While there are studies showing a correlation between adverse health effects and high levels of fluoride in water, or fluorosis, the majority of medical professionals and peer-reviewed literature agree that controlled low levels of fluoride confer a public health benefit.
At the same time, the National Toxicology Program, which is headquartered at the National Institute of Environmental Health Sciences and evaluates agents of public health concern, examines the work that indicates there may be adverse effects to higher levels of fluoride.

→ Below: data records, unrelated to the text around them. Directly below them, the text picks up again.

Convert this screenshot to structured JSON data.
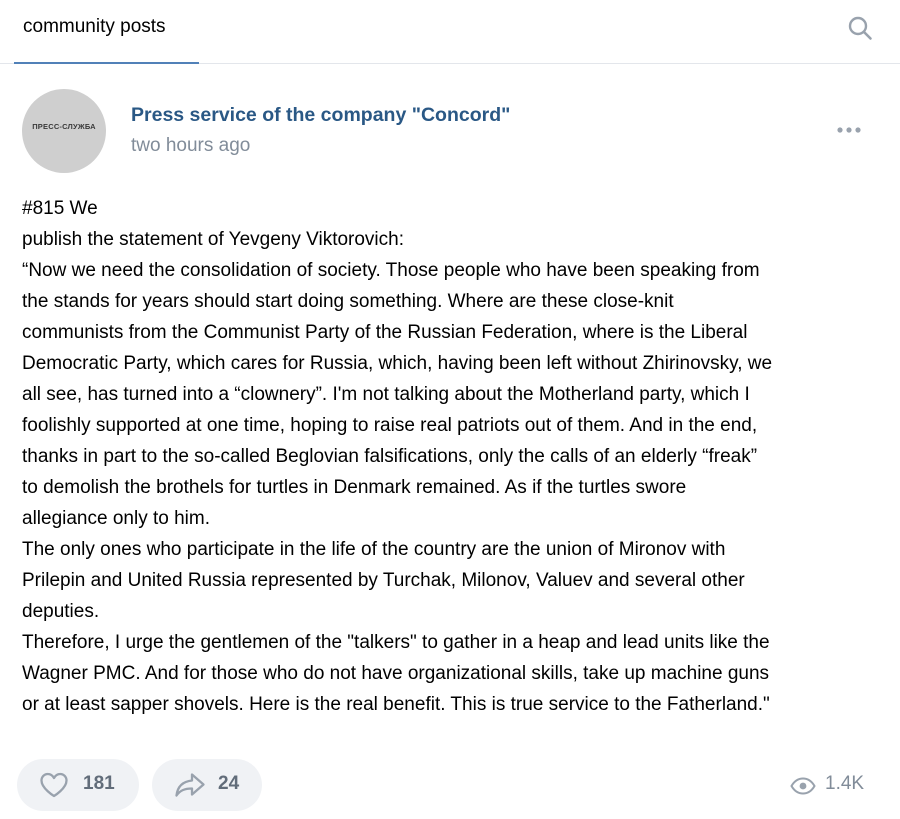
{
  "search": {
    "tab_label": "community posts"
  },
  "post": {
    "avatar_text": "ПРЕСС-СЛУЖБА",
    "author": "Press service of the company \"Concord\"",
    "time": "two hours ago",
    "lines": [
      "#815 We",
      "publish the statement of Yevgeny Viktorovich:",
      "“Now we need the consolidation of society. Those people who have been speaking from",
      "the stands for years should start doing something. Where are these close-knit",
      "communists from the Communist Party of the Russian Federation, where is the Liberal",
      "Democratic Party, which cares for Russia, which, having been left without Zhirinovsky, we",
      "all see, has turned into a “clownery”. I'm not talking about the Motherland party, which I",
      "foolishly supported at one time, hoping to raise real patriots out of them. And in the end,",
      "thanks in part to the so-called Beglovian falsifications, only the calls of an elderly “freak”",
      "to demolish the brothels for turtles in Denmark remained. As if the turtles swore",
      "allegiance only to him.",
      "The only ones who participate in the life of the country are the union of Mironov with",
      "Prilepin and United Russia represented by Turchak, Milonov, Valuev and several other",
      "deputies.",
      "Therefore, I urge the gentlemen of the \"talkers\" to gather in a heap and lead units like the",
      "Wagner PMC. And for those who do not have organizational skills, take up machine guns",
      "or at least sapper shovels. Here is the real benefit. This is true service to the Fatherland.\""
    ],
    "likes": "181",
    "shares": "24",
    "views": "1.4K"
  },
  "icons": {
    "search": "search-icon",
    "more": "more-dots-icon",
    "like": "heart-icon",
    "share": "share-arrow-icon",
    "views": "eye-icon"
  },
  "colors": {
    "accent": "#5181b8",
    "author_link": "#2a5885",
    "secondary_text": "#818c99",
    "pill_bg": "#f0f2f5",
    "icon_gray": "#99a2ad"
  }
}
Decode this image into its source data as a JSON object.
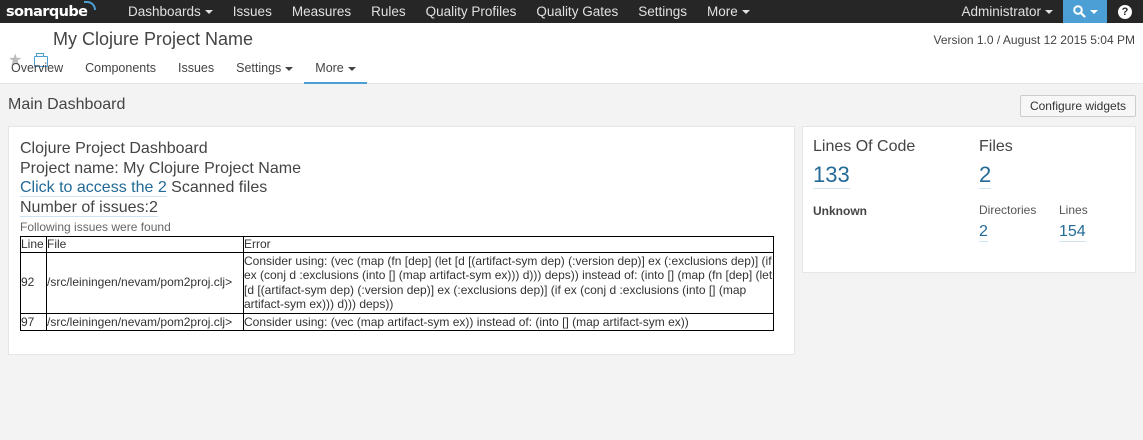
{
  "topnav": {
    "logo": "sonarqube",
    "items": [
      {
        "label": "Dashboards",
        "caret": true
      },
      {
        "label": "Issues",
        "caret": false
      },
      {
        "label": "Measures",
        "caret": false
      },
      {
        "label": "Rules",
        "caret": false
      },
      {
        "label": "Quality Profiles",
        "caret": false
      },
      {
        "label": "Quality Gates",
        "caret": false
      },
      {
        "label": "Settings",
        "caret": false
      },
      {
        "label": "More",
        "caret": true
      }
    ],
    "user": "Administrator",
    "search_icon": "search-icon",
    "help_icon": "help-icon",
    "help_glyph": "?"
  },
  "context": {
    "project_name": "My Clojure Project Name",
    "version": "Version 1.0 / August 12 2015 5:04 PM",
    "tabs": [
      {
        "label": "Overview",
        "caret": false
      },
      {
        "label": "Components",
        "caret": false
      },
      {
        "label": "Issues",
        "caret": false
      },
      {
        "label": "Settings",
        "caret": true
      },
      {
        "label": "More",
        "caret": true
      }
    ]
  },
  "page": {
    "title": "Main Dashboard",
    "configure_label": "Configure widgets"
  },
  "dashboard_widget": {
    "title": "Clojure Project Dashboard",
    "project_line": "Project name: My Clojure Project Name",
    "access_link": "Click to access the 2",
    "access_suffix": " Scanned files",
    "issues_line": "Number of issues:2",
    "found_text": "Following issues were found",
    "columns": [
      "Line",
      "File",
      "Error"
    ],
    "rows": [
      {
        "line": "92",
        "file": "/src/leiningen/nevam/pom2proj.clj>",
        "error": "Consider using: (vec (map (fn [dep] (let [d [(artifact-sym dep) (:version dep)] ex (:exclusions dep)] (if ex (conj d :exclusions (into [] (map artifact-sym ex))) d))) deps)) instead of: (into [] (map (fn [dep] (let [d [(artifact-sym dep) (:version dep)] ex (:exclusions dep)] (if ex (conj d :exclusions (into [] (map artifact-sym ex))) d))) deps))"
      },
      {
        "line": "97",
        "file": "/src/leiningen/nevam/pom2proj.clj>",
        "error": "Consider using: (vec (map artifact-sym ex)) instead of: (into [] (map artifact-sym ex))"
      }
    ]
  },
  "metrics": {
    "loc_label": "Lines Of Code",
    "loc_value": "133",
    "files_label": "Files",
    "files_value": "2",
    "unknown_label": "Unknown",
    "dirs_label": "Directories",
    "dirs_value": "2",
    "lines_label": "Lines",
    "lines_value": "154"
  },
  "colors": {
    "nav_bg": "#262626",
    "accent": "#4b9fd5",
    "link": "#236a97"
  }
}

“There is a body of evidence that is suggestive of learning and memory issues (in animals), but the studies are generally not of very high quality,” said Dr. John R. Bucher, the associate director of the National Toxicology Program. “We identified some data gaps and are carrying out some studies of our own in the institute to try to do a better job.”
He acknowledged people’s concerns about fluoride’s possible adverse effects. “Until we finish our evaluations, I can’t say one way or the other. The literature on fluoride is diverse,” he said.
He agreed with the president of the Massachusetts Dental Society that there is a public health benefit to fluoridation.
“There’s reasonable evidence that fluoridation improves dental health, particularly in areas of low socioeconomic status where individuals aren’t getting the dental care they would get if they had access to dentistry and a higher level of care,” he said.
“We want to make sure that if there is a benefit, it far exceeds the potential downsides,” he said. “That’s why we are doing what we are doing.”
Under Massachusetts law, the local board of health has the jurisdiction to order fluoridation, Dr. Allukian noted. However, if 10 percent of a community’s registered voters sign a petition within 90 days of the publication of the order, it must be placed on the ballot for a vote at the next city, town or district election.
Worcester’s Board of Health, which was primarily an advisory board for many years and only had its regulatory powers restored in 2014, does not have any plans to do that, said Karyn E. Clark, the director of Worcester’s Division of Public Health and the Central Massachusetts Regional Health Alliance.
“The fluoridation issue is not something they have even discussed at this time,” said Ms. Clark, whose agency works with the board in a research and advisory role.
“Most of the data that we’ve seen and that is typically discussed in the public health community and medical community shows that it is beneficial,” she said. “But it’s not something that we are having a conversation about.”